What does the parameter "slow-store-evicting-affected-store-ratio-threshold" mean when executing "config show" in pd-ctl?

Note:
This topic has been translated from a Chinese forum by GPT and might contain errors.

Original topic: pd-ctl执行config show多了slow-store-evicting-affected-store-ratio-threshold这个参数,含义是什么?

| username: dba-kit

Yes, I found that version 7.5 has added the slow-store-evicting-affected-store-ratio-threshold parameter. Is it used to adjust the threshold for evicting leaders from slow-store?

| username: TiDBer_jYQINSnf | Original post link

slow-store-evicting-affected-store-ratio-threshold

| username: dba-kit | Original post link

However, I still have some questions. How should this parameter be used? How can the slowness score of a node be related to the store-count of nodes?

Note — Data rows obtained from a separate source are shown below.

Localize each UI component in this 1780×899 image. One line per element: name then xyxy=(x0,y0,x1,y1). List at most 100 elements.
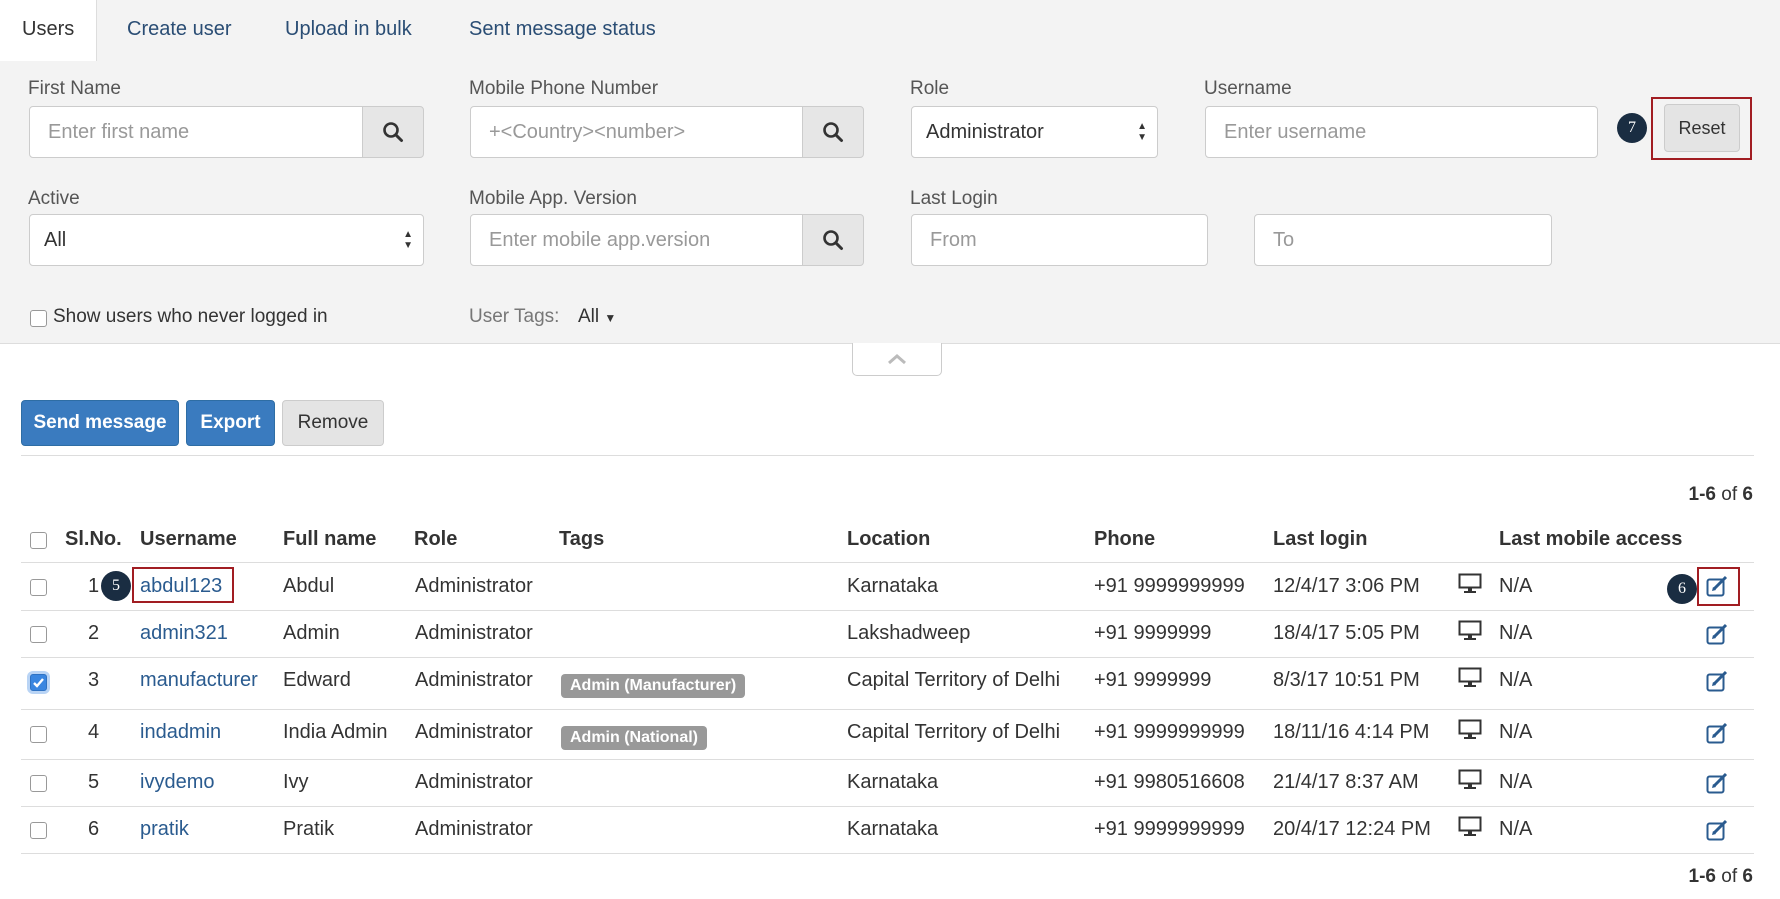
row-fullname: Pratik xyxy=(283,818,335,840)
never-logged-in-checkbox[interactable] xyxy=(30,310,47,327)
edit-icon[interactable] xyxy=(1706,772,1730,800)
row-last-login: 8/3/17 10:51 PM xyxy=(1273,669,1420,691)
row-location: Capital Territory of Delhi xyxy=(847,669,1061,691)
column-header-last-mobile-access[interactable]: Last mobile access xyxy=(1499,528,1682,551)
active-select[interactable]: All ▲ ▼ xyxy=(29,214,424,266)
row-role: Administrator xyxy=(415,771,533,793)
first-name-search-group: Enter first name xyxy=(29,106,424,158)
row-checkbox[interactable] xyxy=(30,579,47,596)
active-label: Active xyxy=(28,188,80,209)
send-message-button[interactable]: Send message xyxy=(21,400,179,446)
role-select[interactable]: Administrator ▲ ▼ xyxy=(911,106,1158,158)
divider xyxy=(21,455,1754,456)
row-username-link[interactable]: pratik xyxy=(140,818,189,841)
row-location: Karnataka xyxy=(847,818,939,840)
row-last-mobile-access: N/A xyxy=(1499,575,1533,597)
edit-icon[interactable] xyxy=(1706,670,1730,698)
row-slno: 6 xyxy=(88,818,100,840)
table-row: 6 pratik Pratik Administrator Karnataka … xyxy=(21,806,1754,854)
reset-button[interactable]: Reset xyxy=(1664,104,1740,152)
mobile-phone-search-button[interactable] xyxy=(802,106,864,158)
row-fullname: Admin xyxy=(283,622,340,644)
monitor-icon xyxy=(1458,769,1482,797)
callout-5: 5 xyxy=(101,571,131,601)
column-header-tags: Tags xyxy=(559,528,605,550)
row-phone: +91 9999999999 xyxy=(1094,721,1245,743)
monitor-icon xyxy=(1458,620,1482,648)
last-login-from-input[interactable]: From xyxy=(911,214,1208,266)
row-checkbox[interactable] xyxy=(30,822,47,839)
pager-total: 6 xyxy=(1742,484,1753,505)
user-tags-value: All xyxy=(578,306,600,327)
app-version-search-group: Enter mobile app.version xyxy=(470,214,864,266)
app-version-input[interactable]: Enter mobile app.version xyxy=(470,214,803,266)
collapse-filters-button[interactable] xyxy=(852,343,942,376)
row-location: Capital Territory of Delhi xyxy=(847,721,1061,743)
edit-icon[interactable] xyxy=(1706,722,1730,750)
row-slno: 3 xyxy=(88,669,100,691)
column-header-slno: Sl.No. xyxy=(65,528,122,550)
table-row: 1 5 abdul123 Abdul Administrator Karnata… xyxy=(21,562,1754,610)
row-last-login: 12/4/17 3:06 PM xyxy=(1273,575,1420,597)
edit-icon[interactable] xyxy=(1706,575,1730,603)
pager-range: 1-6 xyxy=(1688,866,1716,887)
row-role: Administrator xyxy=(415,622,533,644)
mobile-phone-input[interactable]: +<Country><number> xyxy=(470,106,803,158)
row-last-login: 18/11/16 4:14 PM xyxy=(1273,721,1430,743)
app-version-search-button[interactable] xyxy=(802,214,864,266)
edit-icon[interactable] xyxy=(1706,819,1730,847)
role-select-value: Administrator xyxy=(926,121,1044,143)
username-label: Username xyxy=(1204,78,1292,99)
row-checkbox[interactable] xyxy=(30,674,47,691)
row-username-link[interactable]: manufacturer xyxy=(140,669,258,692)
pager-total: 6 xyxy=(1742,866,1753,887)
username-input[interactable]: Enter username xyxy=(1205,106,1598,158)
row-role: Administrator xyxy=(415,669,533,691)
column-header-phone[interactable]: Phone xyxy=(1094,528,1155,551)
row-role: Administrator xyxy=(415,818,533,840)
mobile-phone-search-group: +<Country><number> xyxy=(470,106,864,158)
search-icon xyxy=(823,122,843,142)
search-icon xyxy=(383,122,403,142)
column-header-username[interactable]: Username xyxy=(140,528,237,551)
last-login-to-input[interactable]: To xyxy=(1254,214,1552,266)
row-last-mobile-access: N/A xyxy=(1499,669,1533,691)
column-header-role[interactable]: Role xyxy=(414,528,457,551)
column-header-last-login[interactable]: Last login xyxy=(1273,528,1367,551)
first-name-search-button[interactable] xyxy=(362,106,424,158)
row-last-mobile-access: N/A xyxy=(1499,622,1533,644)
row-slno: 4 xyxy=(88,721,100,743)
first-name-input[interactable]: Enter first name xyxy=(29,106,363,158)
remove-button[interactable]: Remove xyxy=(282,400,384,446)
tab-upload-in-bulk[interactable]: Upload in bulk xyxy=(263,0,434,60)
row-checkbox[interactable] xyxy=(30,626,47,643)
edit-icon[interactable] xyxy=(1706,623,1730,651)
row-username-link[interactable]: indadmin xyxy=(140,721,221,744)
user-tags-label: User Tags: xyxy=(469,306,560,327)
column-header-location[interactable]: Location xyxy=(847,528,930,551)
select-all-checkbox[interactable] xyxy=(30,532,47,549)
export-button[interactable]: Export xyxy=(186,400,275,446)
tab-create-user[interactable]: Create user xyxy=(105,0,254,60)
row-location: Karnataka xyxy=(847,575,939,597)
tab-users[interactable]: Users xyxy=(0,0,98,61)
row-last-mobile-access: N/A xyxy=(1499,721,1533,743)
tab-sent-message-status[interactable]: Sent message status xyxy=(447,0,678,60)
row-phone: +91 9999999 xyxy=(1094,669,1212,691)
row-last-mobile-access: N/A xyxy=(1499,771,1533,793)
table-row: 5 ivydemo Ivy Administrator Karnataka +9… xyxy=(21,759,1754,806)
row-username-link[interactable]: admin321 xyxy=(140,622,228,645)
monitor-icon xyxy=(1458,719,1482,747)
row-username-link[interactable]: abdul123 xyxy=(140,575,222,598)
user-tags-dropdown[interactable]: All ▼ xyxy=(578,306,616,328)
row-phone: +91 9999999 xyxy=(1094,622,1212,644)
row-checkbox[interactable] xyxy=(30,775,47,792)
tag-badge: Admin (National) xyxy=(561,726,707,750)
row-role: Administrator xyxy=(415,575,533,597)
column-header-fullname[interactable]: Full name xyxy=(283,528,376,551)
row-checkbox[interactable] xyxy=(30,726,47,743)
table-row: 4 indadmin India Admin Administrator Adm… xyxy=(21,709,1754,759)
row-username-link[interactable]: ivydemo xyxy=(140,771,214,794)
row-location: Lakshadweep xyxy=(847,622,971,644)
row-slno: 5 xyxy=(88,771,100,793)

| username: TiDBer_jYQINSnf | Original post link

I initially found this keyword from the code and posted it. Answering this question is indeed a bit tricky, I’ll take another look at the code. :smiley:

| username: TiDBer_jYQINSnf | Original post link

Check this out: https://github.com/tikv/pd/pull/5808. It seems to introduce a mechanism for evicting leaders to address occasional slow disk issues. It’s a bit complex, so take a look when you have time.

| username: dba-kit | Original post link

Strange, it should have been introduced by this PR, but it was merged into the main branch back in February 2023. How come this parameter is still not in version 6.5?

| username: dba-kit | Original post link

I get this kind of alert from time to time online, and I’ve become immune to it. :joy:

| username: yiduoyunQ | Original post link

Disk jitter is a challenging issue for any database. TiKV’s distributed architecture can proactively evict leaders to minimize the impact. This feature has been around for a long time, but the logic for determining when to evict has never satisfied all scenarios. Users generally hope for the fastest possible eviction of leaders, ideally without feeling the disk jitter at all. This is obviously impossible; only replacing the jittery disk can achieve that. Any intervention must evaluate the positive benefits and risks, considering long-term jitter lasting minutes to hours, daily second-level jitter, the degree of jitter, and the impact of leader eviction on cluster performance.

That said, adding a parameter to the slow store feature might be considered a compromise, allowing users to customize the configuration themselves.